Getting Compliant: The Good News

Criminal activity in cryptocurrency will have many of the same patterns we see in traditional currency systems. Money launders will attempt to stay under the radar by structuring digital currency transactions the same as they would cash.  Meanwhile traders will share insider information, artificially inflate values and fix rates.

Why is this good news? It means cryptocurrency firms can mirror some of the existing compliance strategies used in traditional currency environments with a few tweaks along the way to adapt to emerging attack patterns.

To get compliance in AML, cryptocurrency firms will need to look to the trinity: Know Your Customer (KYC) / Customer Due Diligence (CDD), Watch List Filtering (WLF) and transaction monitoring for end-to-end coverage. In early days, these firms will likely begin with the basics of existing KYC and WLF, which are perceived as easier to implement and go a long way toward checking the compliance box.

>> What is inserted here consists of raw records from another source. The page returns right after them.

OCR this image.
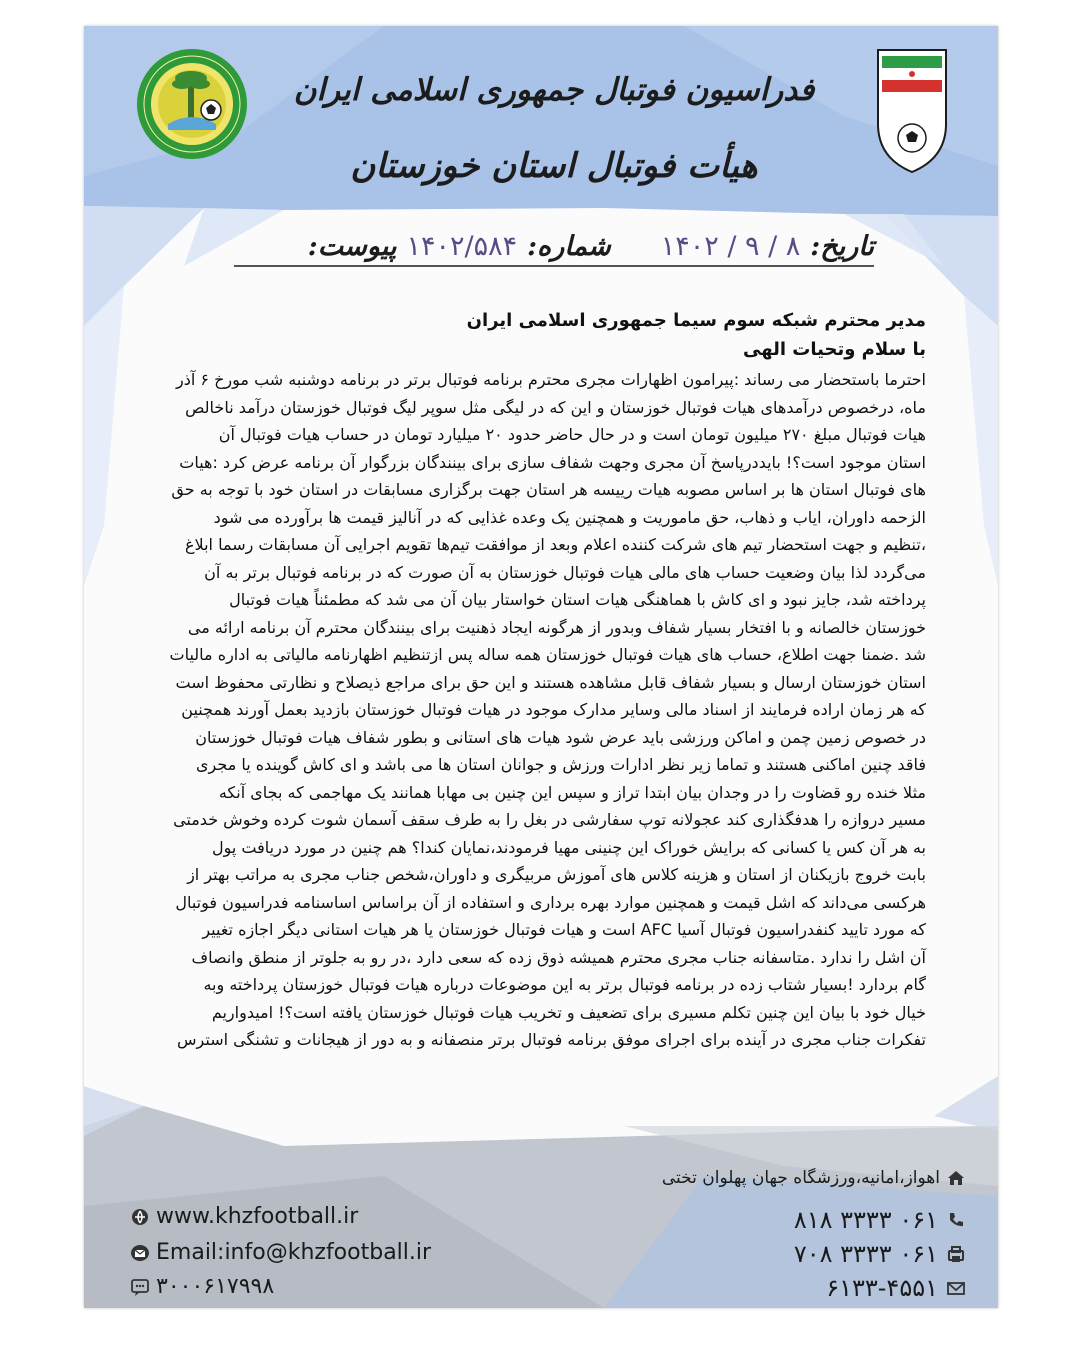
فدراسیون فوتبال جمهوری اسلامی ایران
هیأت فوتبال استان خوزستان
تاریخ:
۸ / ۹ / ۱۴۰۲
شماره:
۱۴۰۲/۵۸۴
پیوست:
مدیر محترم شبکه سوم سیما جمهوری اسلامی ایران
با سلام وتحیات الهی
احترما باستحضار می رساند :پیرامون اظهارات مجری محترم برنامه فوتبال برتر در برنامه دوشنبه شب مورخ ۶ آذر
ماه، درخصوص درآمدهای هیات فوتبال خوزستان و این که در لیگی مثل سوپر لیگ فوتبال خوزستان درآمد ناخالص
هیات فوتبال مبلغ ۲۷۰ میلیون تومان است و در حال حاضر حدود ۲۰ میلیارد تومان در حساب هیات فوتبال آن
استان موجود است؟! بایددرپاسخ آن مجری وجهت شفاف سازی برای بینندگان بزرگوار آن برنامه عرض کرد :هیات
های فوتبال استان ها بر اساس مصوبه هیات رییسه هر استان جهت برگزاری مسابقات در استان خود با توجه به حق
الزحمه داوران، ایاب و ذهاب، حق ماموریت و همچنین یک وعده غذایی که در آنالیز قیمت ها برآورده می شود
،تنظیم و جهت استحضار تیم های شرکت کننده اعلام وبعد از موافقت تیم‌ها تقویم اجرایی آن مسابقات رسما ابلاغ
می‌گردد لذا بیان وضعیت حساب های مالی هیات فوتبال خوزستان به آن صورت که در برنامه فوتبال برتر به آن
پرداخته شد، جایز نبود و ای کاش با هماهنگی هیات استان خواستار بیان آن می شد که مطمئناً هیات فوتبال
خوزستان خالصانه و با افتخار بسیار شفاف وبدور از هرگونه ایجاد ذهنیت برای بینندگان محترم آن برنامه ارائه می
شد .ضمنا جهت اطلاع، حساب های هیات فوتبال خوزستان همه ساله پس ازتنظیم اظهارنامه مالیاتی به اداره مالیات
استان خوزستان ارسال و بسیار شفاف قابل مشاهده هستند و این حق برای مراجع ذیصلاح و نظارتی محفوظ است
که هر زمان اراده فرمایند از اسناد مالی وسایر مدارک موجود در هیات فوتبال خوزستان بازدید بعمل آورند همچنین
در خصوص زمین چمن و اماکن ورزشی باید عرض شود هیات های استانی و بطور شفاف هیات فوتبال خوزستان
فاقد چنین اماکنی هستند و تماما زیر نظر ادارات ورزش و جوانان استان ها می باشد و ای کاش گوینده یا مجری
مثلا خنده رو قضاوت را در وجدان بیان ابتدا تراز و سپس این چنین بی مهابا همانند یک مهاجمی که بجای آنکه
مسیر دروازه را هدفگذاری کند عجولانه توپ سفارشی در بغل را به طرف سقف آسمان شوت کرده وخوش خدمتی
به هر آن کس یا کسانی که برایش خوراک این چنینی مهیا فرمودند،نمایان کندا؟ هم چنین در مورد دریافت پول
بابت خروج بازیکنان از استان و هزینه کلاس های آموزش مربیگری و داوران،شخص جناب مجری به مراتب بهتر از
هرکسی می‌داند که اشل قیمت و همچنین موارد بهره برداری و استفاده از آن براساس اساسنامه فدراسیون فوتبال
که مورد تایید کنفدراسیون فوتبال آسیا AFC است و هیات فوتبال خوزستان یا هر هیات استانی دیگر اجازه تغییر
آن اشل را ندارد .متاسفانه جناب مجری محترم همیشه ذوق زده که سعی دارد ،در رو به جلوتر از منطق وانصاف
گام بردارد !بسیار شتاب زده در برنامه فوتبال برتر به این موضوعات درباره هیات فوتبال خوزستان پرداخته وبه
خیال خود با بیان این چنین تکلم مسیری برای تضعیف و تخریب هیات فوتبال خوزستان یافته است؟! امیدواریم
تفکرات جناب مجری در آینده برای اجرای موفق برنامه فوتبال برتر منصفانه و به دور از هیجانات و تشنگی استرس
اهواز،امانیه،ورزشگاه جهان پهلوان تختی
۰۶۱ ۳۳۳۳ ۸۱۸
۰۶۱ ۳۳۳۳ ۷۰۸
۶۱۳۳-۴۵۵۱
www.khzfootball.ir
Email:info@khzfootball.ir
۳۰۰۰۶۱۷۹۹۸
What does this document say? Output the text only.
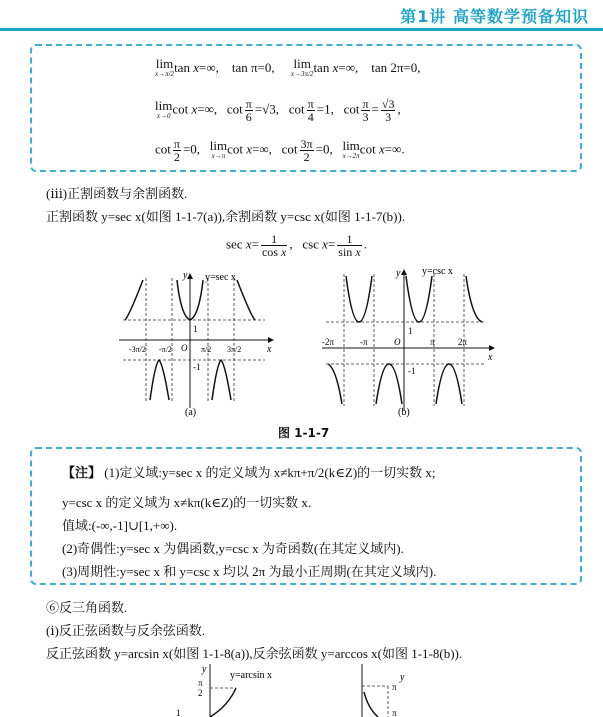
第1讲 高等数学预备知识
lim
x→π/2 tan x=∞,    tan π=0,     lim
x→3π/2 tan x=∞,    tan 2π=0,
lim
x→0 cot x=∞,   $\cot \frac{\pi}{6} =√3$,   $\cot \frac{\pi}{4} =1$,   $\cot \frac{\pi}{3} = \frac{√3}{3}$ ,
$\cot \frac{\pi}{2} =0$,   lim
x→π cot x=∞,   $\cot \frac{3\pi}{2} =0$,   lim
x→2π cot x=∞.
(ⅲ)正割函数与余割函数.
正割函数 y=sec x(如图 1-1-7(a)),余割函数 y=csc x(如图 1-1-7(b)).
$\sec x= \frac{1}{\text{cos x}}$ ,   $\csc x= \frac{1}{\text{sin x}}$ .
y=sec x
y
x
1
-1
-3π/2 -π/2 O π/2 3π/2
(a)
y=csc x
y
x
1
-1
-2π	-π	O	π	2π
(b)
图 1-1-7
【注】 (1)定义域:y=sec x 的定义域为 x≠kπ+π/2(k∈Z)的一切实数 x;
y=csc x 的定义域为 x≠kπ(k∈Z)的一切实数 x.
值域:(-∞,-1]∪[1,+∞).
(2)奇偶性:y=sec x 为偶函数,y=csc x 为奇函数(在其定义域内).
(3)周期性:y=sec x 和 y=csc x 均以 2π 为最小正周期(在其定义域内).
⑥反三角函数.
(ⅰ)反正弦函数与反余弦函数.
反正弦函数 y=arcsin x(如图 1-1-8(a)),反余弦函数 y=arccos x(如图 1-1-8(b)).
y
y=arcsin x
π
2
1
y
π
π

But in the long run, cryptocurrency exchanges and payment platforms will need intelligent monitoring solutions which use risk-based analytics to unearth the behavioral patterns linked to money-laundering and market fraud. It is this monitoring that identifies structuring, unusual bursts in trade activity, anomalous relationships and communications between entities in a trading ecosystem regardless of the cryptocurrency business model.

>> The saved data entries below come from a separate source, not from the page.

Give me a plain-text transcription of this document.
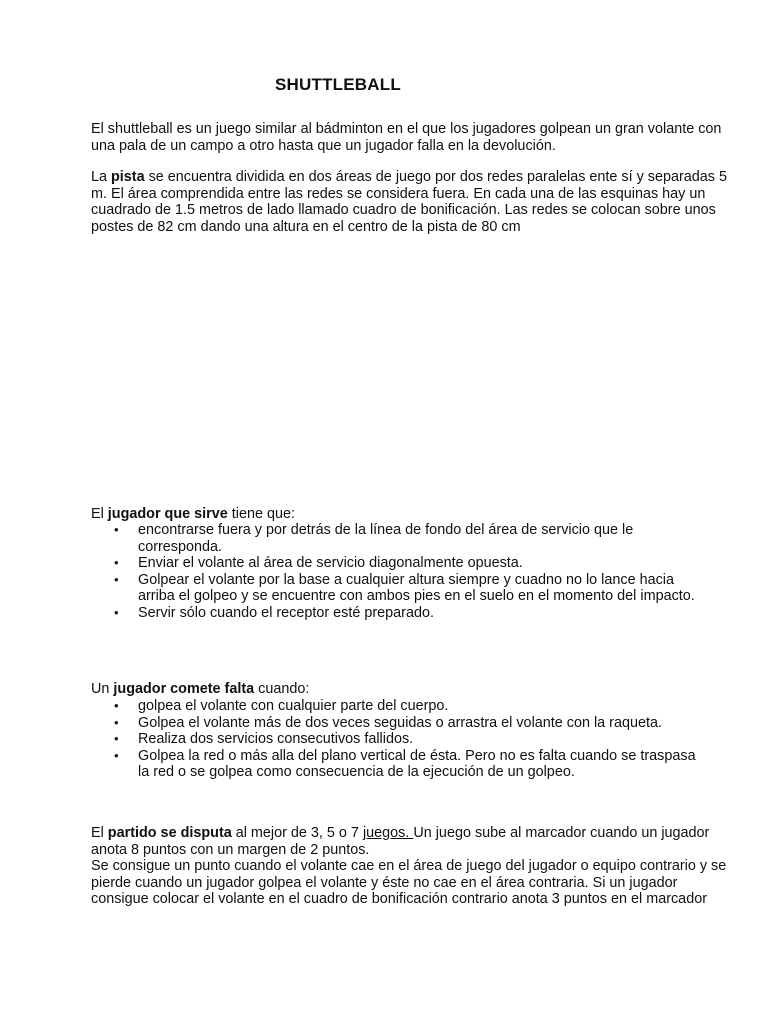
SHUTTLEBALL

El shuttleball es un juego similar al bádminton en el que los jugadores golpean un gran volante con una pala de un campo a otro hasta que un jugador falla en la devolución.

La pista se encuentra dividida en dos áreas de juego por dos redes paralelas ente sí y separadas 5 m. El área comprendida entre las redes se considera fuera. En cada una de las esquinas hay un cuadrado de 1.5 metros de lado llamado cuadro de bonificación. Las redes se colocan sobre unos postes de 82 cm dando una altura en el centro de la pista de 80 cm

El jugador que sirve tiene que:

• encontrarse fuera y por detrás de la línea de fondo del área de servicio que le corresponda.
• Enviar el volante al área de servicio diagonalmente opuesta.
• Golpear el volante por la base a cualquier altura siempre y cuadno no lo lance hacia arriba el golpeo y se encuentre con ambos pies en el suelo en el momento del impacto.
• Servir sólo cuando el receptor esté preparado.

Un jugador comete falta cuando:

• golpea el volante con cualquier parte del cuerpo.
• Golpea el volante más de dos veces seguidas o arrastra el volante con la raqueta.
• Realiza dos servicios consecutivos fallidos.
• Golpea la red o más alla del plano vertical de ésta. Pero no es falta cuando se traspasa la red o se golpea como consecuencia de la ejecución de un golpeo.

El partido se disputa al mejor de 3, 5 o 7 juegos. Un juego sube al marcador cuando un jugador anota 8 puntos con un margen de 2 puntos.
Se consigue un punto cuando el volante cae en el área de juego del jugador o equipo contrario y se pierde cuando un jugador golpea el volante y éste no cae en el área contraria. Si un jugador consigue colocar el volante en el cuadro de bonificación contrario anota 3 puntos en el marcador
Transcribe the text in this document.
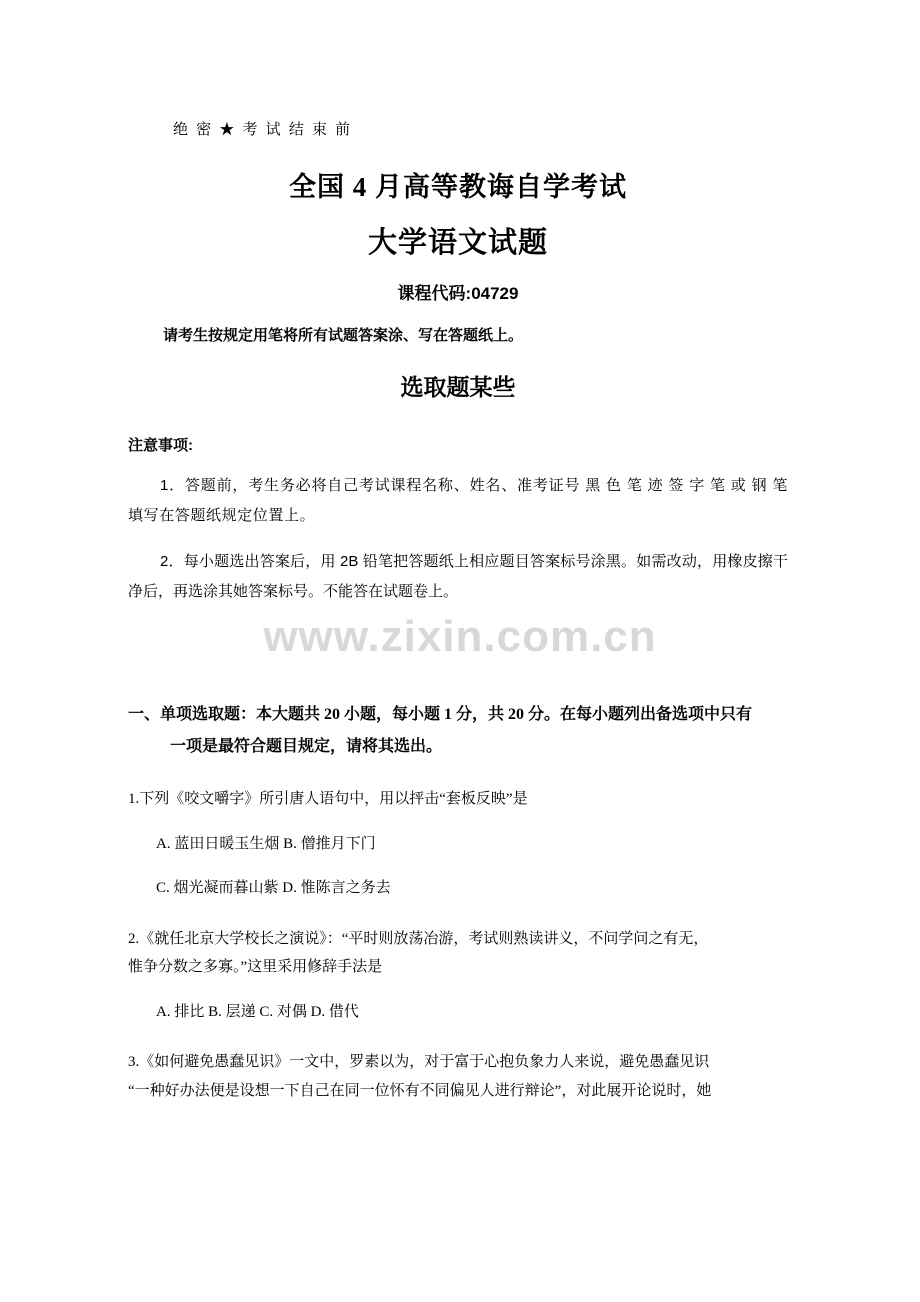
绝 密 ★ 考 试 结 束 前
全国 4 月高等教诲自学考试
大学语文试题
课程代码:04729
请考生按规定用笔将所有试题答案涂、写在答题纸上。
选取题某些
注意事项:
1．答题前，考生务必将自己考试课程名称、姓名、准考证号 黑 色 笔 迹 签 字 笔 或 钢 笔 填写在答题纸规定位置上。
2．每小题选出答案后，用 2B 铅笔把答题纸上相应题目答案标号涂黑。如需改动，用橡皮擦干净后，再选涂其她答案标号。不能答在试题卷上。
一、单项选取题：本大题共 20 小题，每小题 1 分，共 20 分。在每小题列出备选项中只有
一项是最符合题目规定，请将其选出。
1.下列《咬文嚼字》所引唐人语句中，用以抨击“套板反映”是
A. 蓝田日暖玉生烟 B. 僧推月下门
C. 烟光凝而暮山紫 D. 惟陈言之务去
2.《就任北京大学校长之演说》：“平时则放荡冶游，考试则熟读讲义，不问学问之有无，
惟争分数之多寡。”这里采用修辞手法是
A. 排比 B. 层递 C. 对偶 D. 借代
3.《如何避免愚蠢见识》一文中，罗素以为，对于富于心抱负象力人来说，避免愚蠢见识
“一种好办法便是设想一下自己在同一位怀有不同偏见人进行辩论”，对此展开论说时，她
www.zixin.com.cn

Cryptocurrency exchanges will need to seek out analytics-driven solutions which are light enough to manage (potentially on the cloud), and agile enough in analytics to be tweaked for the nuances of changing attack patterns.

What’s Next?

Beyond the U.S., a global regulatory framework is taking shape. The International Monetary Fund is calling for cross-jurisdiction alignment, and many nations are joining unified regulatory working groups. This international framework may take years to solidify, but as news spills out from these efforts, investors are showing uncertainty. This uncertainty is resulting in market volatility which should be enough for cryptocurrency firms to get serious about compliance.